For long-horizon retirement investors, NVIDIA Corporation (NVDA) is the stronger choice — it scores higher on the combination of lower volatility, dividend reliability, and long-term compounding (+239.
0% 10Y return). Figma, Inc. (FIG) carries a higher beta of 1. 65 — meaning larger drawdowns in market downturns, which matters significantly when you cannot wait years for a recovery. Both have compounded well over 10 years (NVDA: +239. 0%, FIG: -82. 2%), confirming both are viable long-term holds — but the lower-volatility option typically results in less emotional selling during corrections. Retirement portfolios generally favour predictability over maximum returns. Consult a financial advisor before making allocation decisions.
10What are the main differences between FIG and NVDA?
Both stocks operate in the Technology sector, making this a peer-level intra-sector comparison — the same macro tailwinds and headwinds will affect both.

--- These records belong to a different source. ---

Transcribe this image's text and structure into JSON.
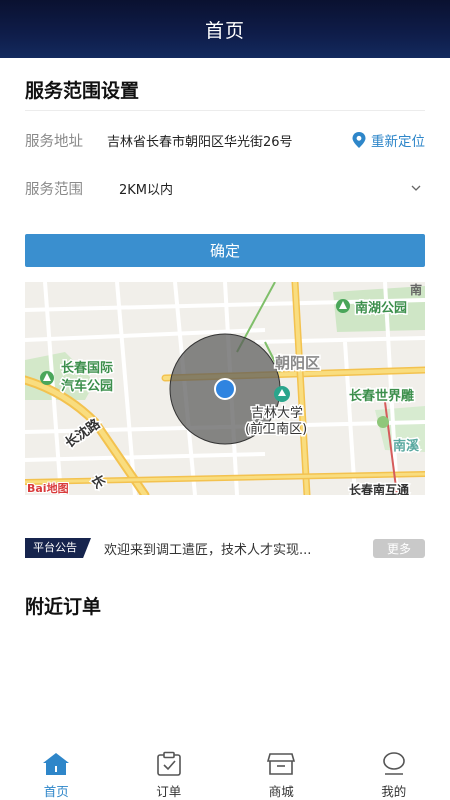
{
  "header": {
    "title": "首页"
  },
  "service": {
    "title": "服务范围设置",
    "address_label": "服务地址",
    "address_value": "吉林省长春市朝阳区华光街26号",
    "relocate_label": "重新定位",
    "range_label": "服务范围",
    "range_value": "2KM以内",
    "confirm_label": "确定"
  },
  "map": {
    "labels": {
      "nanhu_park": "南湖公园",
      "changchun_expo": "长春国际",
      "changchun_expo_2": "汽车公园",
      "chaoyang": "朝阳区",
      "jilin_univ": "吉林大学",
      "jilin_univ_2": "(前卫南区)",
      "world_sculpture": "长春世界雕",
      "changshen_road": "长沈路",
      "nanxi": "南溪",
      "changchun_nanhu": "长春南互通",
      "top_right": "南",
      "left_road": "长",
      "baidu": "Bai地图"
    }
  },
  "notice": {
    "badge": "平台公告",
    "text": "欢迎来到调工遣匠，技术人才实现...",
    "more_label": "更多"
  },
  "nearby": {
    "title": "附近订单"
  },
  "tabs": [
    {
      "label": "首页",
      "icon": "home-icon"
    },
    {
      "label": "订单",
      "icon": "order-icon"
    },
    {
      "label": "商城",
      "icon": "store-icon"
    },
    {
      "label": "我的",
      "icon": "profile-icon"
    }
  ],
  "colors": {
    "accent": "#2e86c9",
    "header": "#0f1d4a",
    "button": "#3a8fcf",
    "badge": "#16244d"
  }
}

These fundamental differences mean investors should not choose between them on a single metric — the "better stock" depends entirely on which of these characteristics aligns with your investment strategy.
Find Stocks Like These
Explore pre-built screens for each stock's profile, or build a custom screen to find stocks that outperform both.
You Might Also Compare
Based on how these companies actually compete and overlap — not just which sector they're filed under.